Shaikh Salman Fifa bid backed 

By PATRICK SALOMON in Kuwait City

TOP Asian soccer nations were yesterday united in voicing their support for Bahrain's Shaikh Salman bin Ebrahim Al Khalifa in his bid for the West Asia seat on the Fifa Executive Committee.

Shaikh Salman is running against Asian Football Confederation (AFC) president Mohammed bin Hammam for the prestigious post.

Up to 20 nations from across the continent are known to be behind the Bahrain Football Association (BFA) chief. Shaikh Salman's biggest supporters include Japan, Korea, Malaysia, and most recently Saudi Arabia and Kuwait.

Saudi and Kuwait officially announced their support of Shaikh Salman yesterday alongside East Asian Football Federation general secretary Takeo Okada from Japan, who spoke on behalf of Shaikh Salman's supporters during a Press conference at the Courtyard by Marriott Hotel in Kuwait City.

Saudi was represented by Saudi Arabia Football Federation vice-president Prince Nawaf bin Faisal while Kuwait was represented by Olympic Council of Asia (OCA) president and Kuwait Football Association head Shaikh Ahmad Al Fahad Al Sabah. Shaikh Ahmad added that the OCA is also in full support of Bahrain's candidature.

Okada revealed that there are presently nine countries from East Asia who have confirmed to be behind the 43-year-old Bahraini, along with another four each from west and southeast Asia and three from central Asia.

Many others are also known to support Shaikh Salman, boosting his chance of winning the Fifa seat, which will be decided in an election that will take place during the AFC Congress on May 8 in Kuala Lumpur.

"My confidence is very high," Shaikh Salman told the media. "As I've said from the beginning, I wouldn't have taken this step without studying it very well."

Shaikh Salman's supporters look to him as the person who can end growing concerns about bin Hammam's alleged mismanagement of the AFC, and it is believed that a win for him will severely undermine the incumbent Asian president.

Shaikh Salman's election campaign is appropriately named 'Asia for Change', as he envisions 'a united AFC' serving continental football and assisting in its development.

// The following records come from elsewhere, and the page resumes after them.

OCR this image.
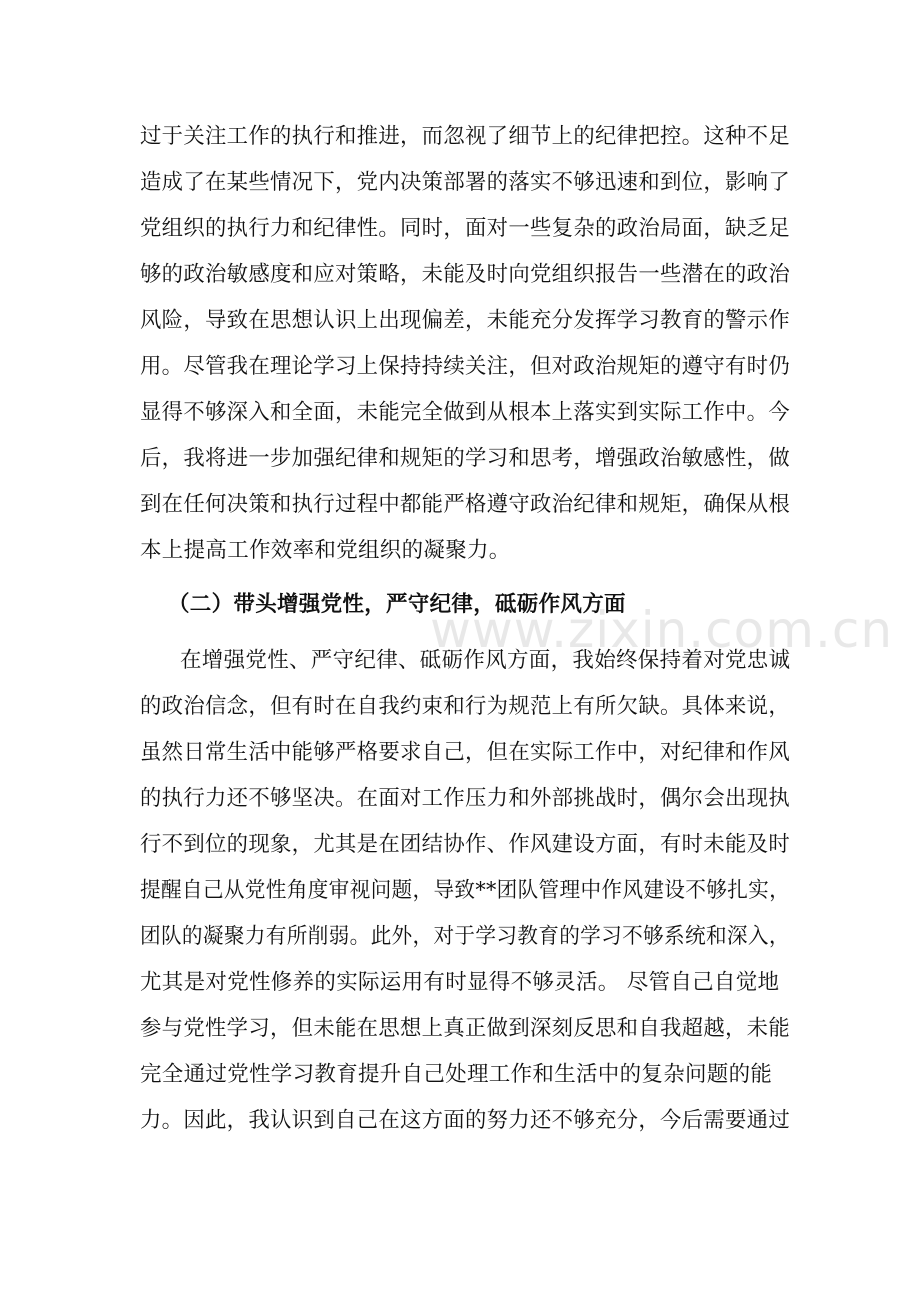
过于关注工作的执行和推进，而忽视了细节上的纪律把控。这种不足
造成了在某些情况下，党内决策部署的落实不够迅速和到位，影响了
党组织的执行力和纪律性。同时，面对一些复杂的政治局面，缺乏足
够的政治敏感度和应对策略，未能及时向党组织报告一些潜在的政治
风险，导致在思想认识上出现偏差，未能充分发挥学习教育的警示作
用。尽管我在理论学习上保持持续关注，但对政治规矩的遵守有时仍
显得不够深入和全面，未能完全做到从根本上落实到实际工作中。今
后，我将进一步加强纪律和规矩的学习和思考，增强政治敏感性，做
到在任何决策和执行过程中都能严格遵守政治纪律和规矩，确保从根
本上提高工作效率和党组织的凝聚力。
（二）带头增强党性，严守纪律，砥砺作风方面
www.zixin.com.cn
在增强党性、严守纪律、砥砺作风方面，我始终保持着对党忠诚
的政治信念，但有时在自我约束和行为规范上有所欠缺。具体来说，
虽然日常生活中能够严格要求自己，但在实际工作中，对纪律和作风
的执行力还不够坚决。在面对工作压力和外部挑战时，偶尔会出现执
行不到位的现象，尤其是在团结协作、作风建设方面，有时未能及时
提醒自己从党性角度审视问题，导致**团队管理中作风建设不够扎实，
团队的凝聚力有所削弱。此外，对于学习教育的学习不够系统和深入，
尤其是对党性修养的实际运用有时显得不够灵活。 尽管自己自觉地
参与党性学习，但未能在思想上真正做到深刻反思和自我超越，未能
完全通过党性学习教育提升自己处理工作和生活中的复杂问题的能
力。因此，我认识到自己在这方面的努力还不够充分，今后需要通过
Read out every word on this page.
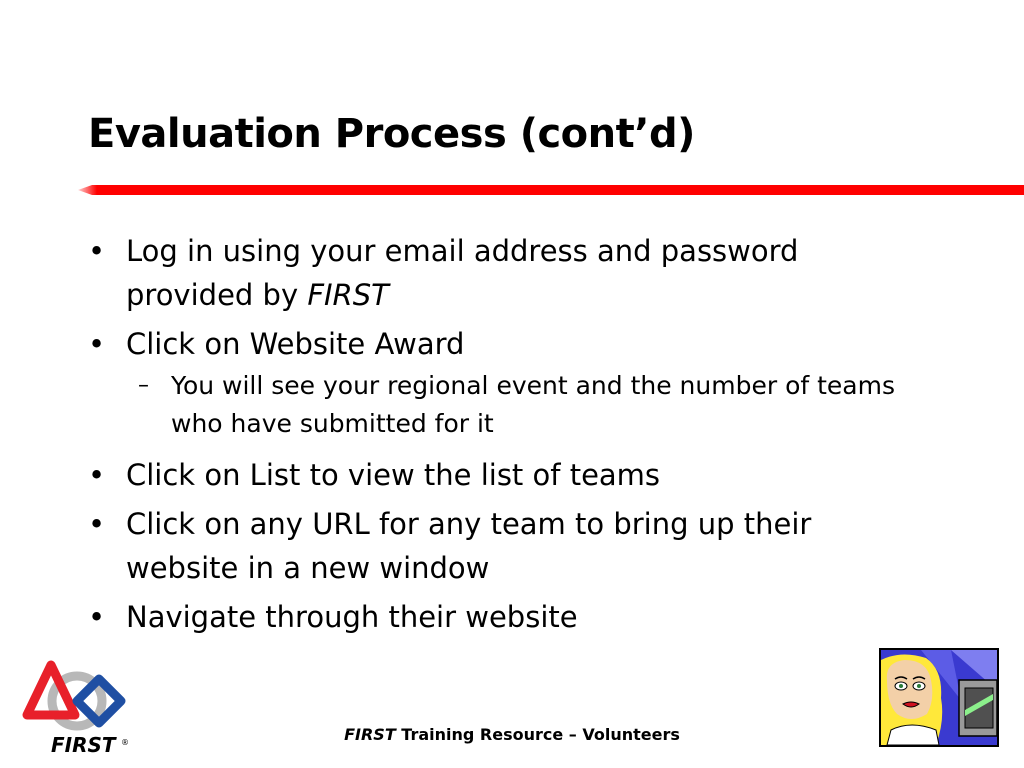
Evaluation Process (cont’d)
• Log in using your email address and password provided by FIRST
• Click on Website Award
– You will see your regional event and the number of teams who have submitted for it
• Click on List to view the list of teams
• Click on any URL for any team to bring up their website in a new window
• Navigate through their website
FIRST ®	FIRST Training Resource – Volunteers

Okada raised several key points yesterday as he spoke of his support for Shaikh Salman. They included objections to changes bin Hammam has proposed - namely the relocation of the AFC headquarters to outside Malaysia, the signing of a 12-year contract that would end in 2020 with possible marketing partners World Sport Group, and amendments to AFC statutes that would eventually disqualify Shaikh Salman's executive committee candidacy.

"We must change the current situation of the AFC and the mismanagement of the AFC president, in order to have better prosperity for the future," Okada said.

Shaikh Salman added: "I know this split in Asia has of course had an impact on my nomination, and I think that's why you see so much support and so many positive signs everywhere in Asia.

"The time is right to change the direction of the AFC. I believe that too many power and political games are affecting the harmony of Asian football, when the only game that should matter is the one taking place on the pitches.

"As leaders in our sport, we must never lose sight of the fact that we are first and foremost servants of the game, at all levels, and in all corners of the Asian continent."

Shaikh Salman's candidacy for the Fifa Executive Committee is the first challenge against bin Hammam for the West Asia seat.

The Qatari has held it, unopposed, since 1996. Bin Hammam has been accused of running the AFC in an authoritarian and dictatorial style. Should he lose the upcoming election, he has threatened to quit as AFC president.

Shaikh Salman reiterated yesterday that he is not interested in taking over the AFC presidency. "I have no intention of running for it," he said. "Whether the existing president stays or he doesn't, it doesn't matter to me. My sole intention and concentration is winning on May 8."

Among the other Asian countries known to support Shaikh Salman are China, Hong Kong, Syria, Turkmenistan, Tajikistan, Kyrgyzstan, and Vietnam.